Sizin hanginiz meftun? (Cinlerin sihirlemesi ile aklını yitirmiş)

68/KALEM-7: İnne rabbeke huve a’lemu bi men dalle an sebîlihî ve huve a’lemu bil muhtedîn(muhtedîne).
Muhakkak ki senin Rabbin; O, kimin Kendi yolundan saptığını çok iyi bilir ve O hidayete ermiş olanları da iyi bilir.

68/KALEM-8: Fe lâ tutııl mukezzibîn(mukezzibîne).
Öyleyse ayetlerimizi yalanlayan (o müfteri mutrafi müşriklere) itaat etmeyin.

68/KALEM-9: Veddû lev tudhinu fe yudhinûn(yudhinûne).
(Onlar, atalarından beri süregelen sömürü düzenlerine  ve azgınlıklarına) senin müsamaha göstermeni temenni ettiler. Onlara (mutrafilere) öylece “itaat etseydin”. O zaman onlar da sana müsamaha göstereceklerdi.

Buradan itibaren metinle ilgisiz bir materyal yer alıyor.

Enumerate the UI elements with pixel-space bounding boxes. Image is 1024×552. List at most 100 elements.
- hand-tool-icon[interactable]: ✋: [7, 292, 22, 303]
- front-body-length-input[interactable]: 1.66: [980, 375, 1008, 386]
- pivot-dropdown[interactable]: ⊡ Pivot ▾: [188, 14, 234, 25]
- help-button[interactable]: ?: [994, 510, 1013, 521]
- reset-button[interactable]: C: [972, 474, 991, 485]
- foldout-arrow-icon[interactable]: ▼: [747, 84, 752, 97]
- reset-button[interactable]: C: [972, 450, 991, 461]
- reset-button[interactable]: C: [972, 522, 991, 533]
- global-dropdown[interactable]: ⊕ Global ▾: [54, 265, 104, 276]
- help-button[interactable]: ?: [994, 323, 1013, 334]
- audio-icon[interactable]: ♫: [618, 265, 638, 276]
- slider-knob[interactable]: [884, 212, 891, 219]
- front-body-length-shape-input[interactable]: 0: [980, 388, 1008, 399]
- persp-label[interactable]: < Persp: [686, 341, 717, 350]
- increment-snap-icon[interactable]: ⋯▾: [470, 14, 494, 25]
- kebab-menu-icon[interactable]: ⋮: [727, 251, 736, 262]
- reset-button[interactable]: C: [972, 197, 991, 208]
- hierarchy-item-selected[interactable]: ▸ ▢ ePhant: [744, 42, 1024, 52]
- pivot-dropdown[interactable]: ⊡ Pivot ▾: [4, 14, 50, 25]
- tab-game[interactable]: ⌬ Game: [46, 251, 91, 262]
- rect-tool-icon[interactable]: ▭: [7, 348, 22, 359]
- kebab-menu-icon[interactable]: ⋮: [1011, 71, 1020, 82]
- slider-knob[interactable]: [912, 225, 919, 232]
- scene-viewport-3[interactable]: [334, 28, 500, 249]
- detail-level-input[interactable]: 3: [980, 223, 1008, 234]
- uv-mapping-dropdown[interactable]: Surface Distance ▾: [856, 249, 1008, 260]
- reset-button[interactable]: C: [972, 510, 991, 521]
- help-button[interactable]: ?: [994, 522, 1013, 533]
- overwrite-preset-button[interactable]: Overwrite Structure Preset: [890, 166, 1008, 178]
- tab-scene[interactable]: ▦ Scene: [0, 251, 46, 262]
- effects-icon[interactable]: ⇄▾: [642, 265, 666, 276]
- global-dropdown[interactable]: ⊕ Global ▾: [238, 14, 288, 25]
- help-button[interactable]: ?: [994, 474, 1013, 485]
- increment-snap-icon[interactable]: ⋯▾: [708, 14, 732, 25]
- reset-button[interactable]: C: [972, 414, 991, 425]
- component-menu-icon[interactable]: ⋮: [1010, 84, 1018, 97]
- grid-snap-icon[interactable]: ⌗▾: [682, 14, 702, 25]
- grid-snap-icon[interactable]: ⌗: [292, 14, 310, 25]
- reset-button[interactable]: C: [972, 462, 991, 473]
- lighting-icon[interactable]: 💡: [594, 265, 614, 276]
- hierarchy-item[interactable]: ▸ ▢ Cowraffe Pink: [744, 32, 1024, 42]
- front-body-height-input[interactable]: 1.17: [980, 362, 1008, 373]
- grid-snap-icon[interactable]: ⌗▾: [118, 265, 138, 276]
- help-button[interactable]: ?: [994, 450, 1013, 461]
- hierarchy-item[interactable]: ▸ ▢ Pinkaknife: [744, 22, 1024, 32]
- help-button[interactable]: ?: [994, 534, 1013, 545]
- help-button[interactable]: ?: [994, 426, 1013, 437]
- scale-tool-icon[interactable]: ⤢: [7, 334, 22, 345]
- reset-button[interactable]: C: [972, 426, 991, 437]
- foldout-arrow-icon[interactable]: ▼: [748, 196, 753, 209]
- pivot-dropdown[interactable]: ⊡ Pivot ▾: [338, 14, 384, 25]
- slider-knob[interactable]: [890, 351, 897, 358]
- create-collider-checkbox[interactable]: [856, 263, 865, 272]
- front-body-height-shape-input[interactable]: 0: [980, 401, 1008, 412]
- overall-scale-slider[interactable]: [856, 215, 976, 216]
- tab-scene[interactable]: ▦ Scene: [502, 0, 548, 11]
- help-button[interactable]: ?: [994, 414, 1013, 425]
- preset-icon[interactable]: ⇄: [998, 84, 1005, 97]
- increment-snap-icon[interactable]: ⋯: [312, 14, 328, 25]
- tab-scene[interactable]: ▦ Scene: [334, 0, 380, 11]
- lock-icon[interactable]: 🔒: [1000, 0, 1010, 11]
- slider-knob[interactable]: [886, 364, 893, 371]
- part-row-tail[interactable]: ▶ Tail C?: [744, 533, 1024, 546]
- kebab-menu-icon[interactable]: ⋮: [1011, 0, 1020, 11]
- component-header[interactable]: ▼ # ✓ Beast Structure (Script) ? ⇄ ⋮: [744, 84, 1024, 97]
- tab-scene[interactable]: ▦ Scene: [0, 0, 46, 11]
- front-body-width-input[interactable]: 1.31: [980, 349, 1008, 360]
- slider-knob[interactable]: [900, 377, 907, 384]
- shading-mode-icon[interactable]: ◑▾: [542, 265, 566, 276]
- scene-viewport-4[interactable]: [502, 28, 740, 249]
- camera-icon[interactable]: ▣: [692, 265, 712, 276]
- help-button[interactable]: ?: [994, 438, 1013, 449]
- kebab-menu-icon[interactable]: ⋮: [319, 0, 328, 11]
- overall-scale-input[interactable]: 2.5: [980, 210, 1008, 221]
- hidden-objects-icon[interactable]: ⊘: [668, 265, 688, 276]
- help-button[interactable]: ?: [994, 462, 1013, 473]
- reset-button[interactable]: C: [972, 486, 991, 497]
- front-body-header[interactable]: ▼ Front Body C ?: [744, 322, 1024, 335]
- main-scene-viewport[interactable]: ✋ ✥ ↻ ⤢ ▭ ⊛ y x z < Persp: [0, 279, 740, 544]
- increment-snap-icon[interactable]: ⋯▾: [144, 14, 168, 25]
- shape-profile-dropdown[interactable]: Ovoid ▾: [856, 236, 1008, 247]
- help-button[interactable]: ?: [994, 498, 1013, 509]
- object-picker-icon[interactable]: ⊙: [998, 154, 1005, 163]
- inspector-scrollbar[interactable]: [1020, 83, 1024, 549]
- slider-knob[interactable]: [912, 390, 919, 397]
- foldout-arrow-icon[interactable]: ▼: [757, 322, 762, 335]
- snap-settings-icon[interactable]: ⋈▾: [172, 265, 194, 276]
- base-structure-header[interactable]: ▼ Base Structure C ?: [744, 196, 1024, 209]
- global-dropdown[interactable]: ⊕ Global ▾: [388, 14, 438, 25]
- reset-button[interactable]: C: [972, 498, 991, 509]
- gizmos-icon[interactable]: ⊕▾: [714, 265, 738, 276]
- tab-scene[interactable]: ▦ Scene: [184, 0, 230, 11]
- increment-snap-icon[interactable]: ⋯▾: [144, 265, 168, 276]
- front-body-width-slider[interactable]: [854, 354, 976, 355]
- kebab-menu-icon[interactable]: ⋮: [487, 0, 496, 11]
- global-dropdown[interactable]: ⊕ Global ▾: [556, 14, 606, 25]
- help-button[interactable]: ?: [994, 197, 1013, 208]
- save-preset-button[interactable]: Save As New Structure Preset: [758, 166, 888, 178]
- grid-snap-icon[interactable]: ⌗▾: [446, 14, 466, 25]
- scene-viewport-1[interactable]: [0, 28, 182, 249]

Kalem suresi 16. ayetine kadar, mutrafi müşriklerin nasıl kimseler oldukları, Hz Muhammed (S.A.V) Nebi üzerinden, batıl hükümlerle sömürülmekte olan tüm kullara âyetleriyle tebliğ ediliyor.

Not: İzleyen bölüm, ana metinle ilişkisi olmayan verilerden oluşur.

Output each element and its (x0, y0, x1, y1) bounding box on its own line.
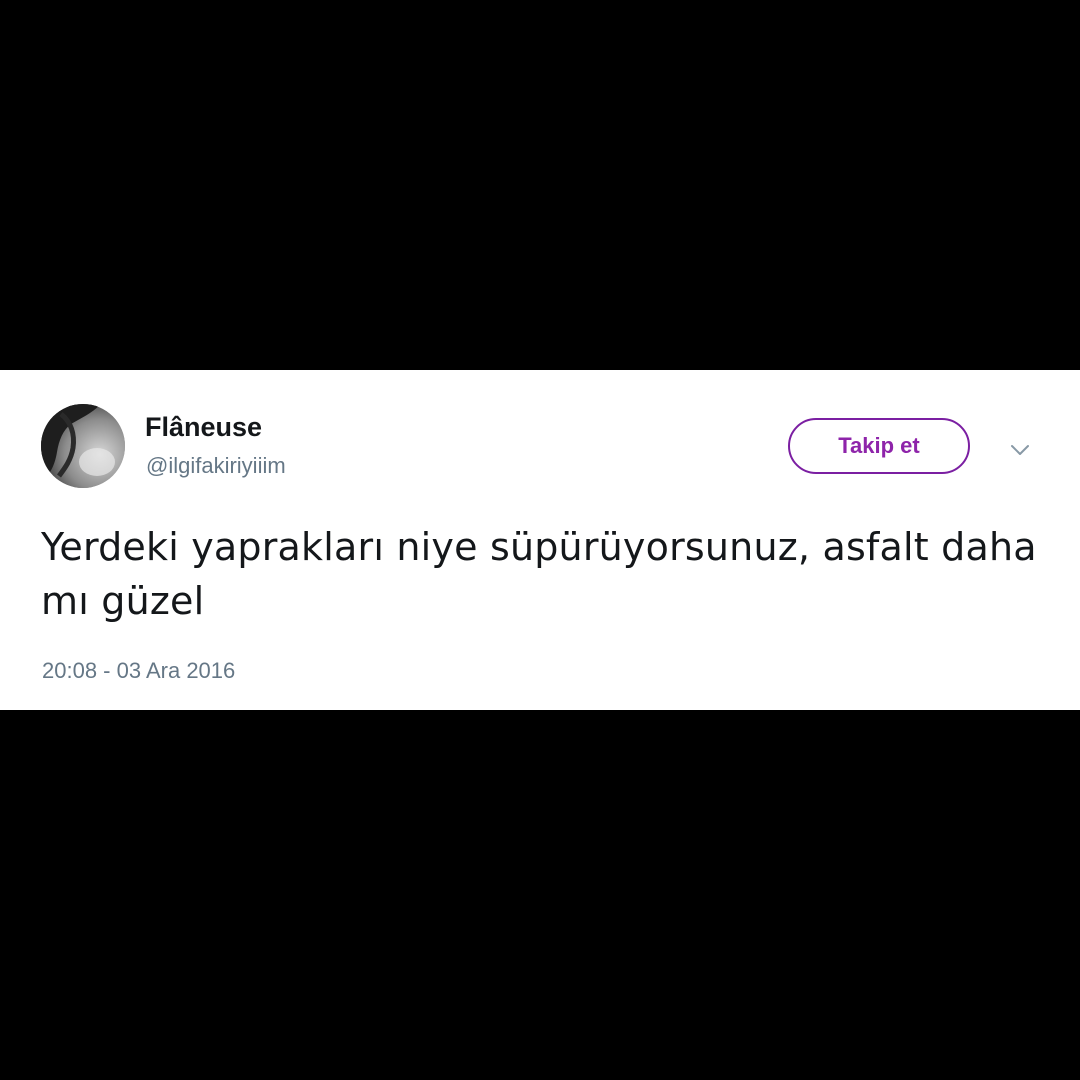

68/KALEM-10: Ve lâ tutı’ kulle hallâfin mehîn(mehînin).
Lüzumsuz yere (uydurdukları düzmece ilahları üzerine) yemin eden o şaşkınların ve (Allah’ın Resul’üne deli mecnun iftiraları atan o müşrik mutrafi kafirlerin) hiçbirine itaat etme.

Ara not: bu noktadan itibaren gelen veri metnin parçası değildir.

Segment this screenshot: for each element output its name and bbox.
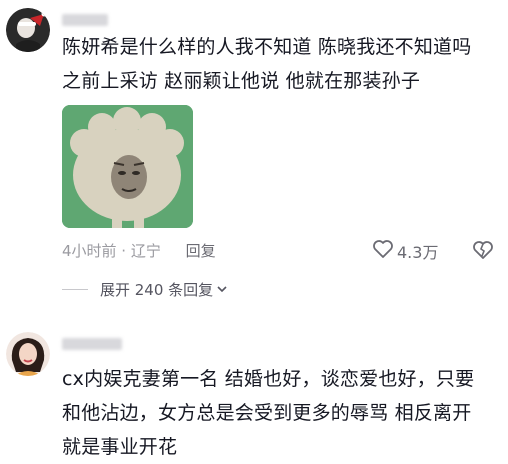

68/KALEM-11: Hemmâzin meşşâin bi nemîm(nemîmin).
Devamlı kusur arayan, lâf taşıyan (o mutrafi müşrik kafirlere itaat etme).

68/KALEM-12: Mennâın lil hayri mu’tedin esîm(esîmin).
Hayrı devamlı engelleyen, hadde (şer-i-hadde/şeriata/Allah’ın çizdiği sınırlara) tecavüz eden günahkâr olmuş (o müşrik mutrafi kafirlere itaat etme).

68/KALEM-13: Utullin ba’de zâlike zenîm(zenîmin).
Kötülük yapan, bundan başka haram yiyen günahkârlar olmuş o zorbalara (itaat etme).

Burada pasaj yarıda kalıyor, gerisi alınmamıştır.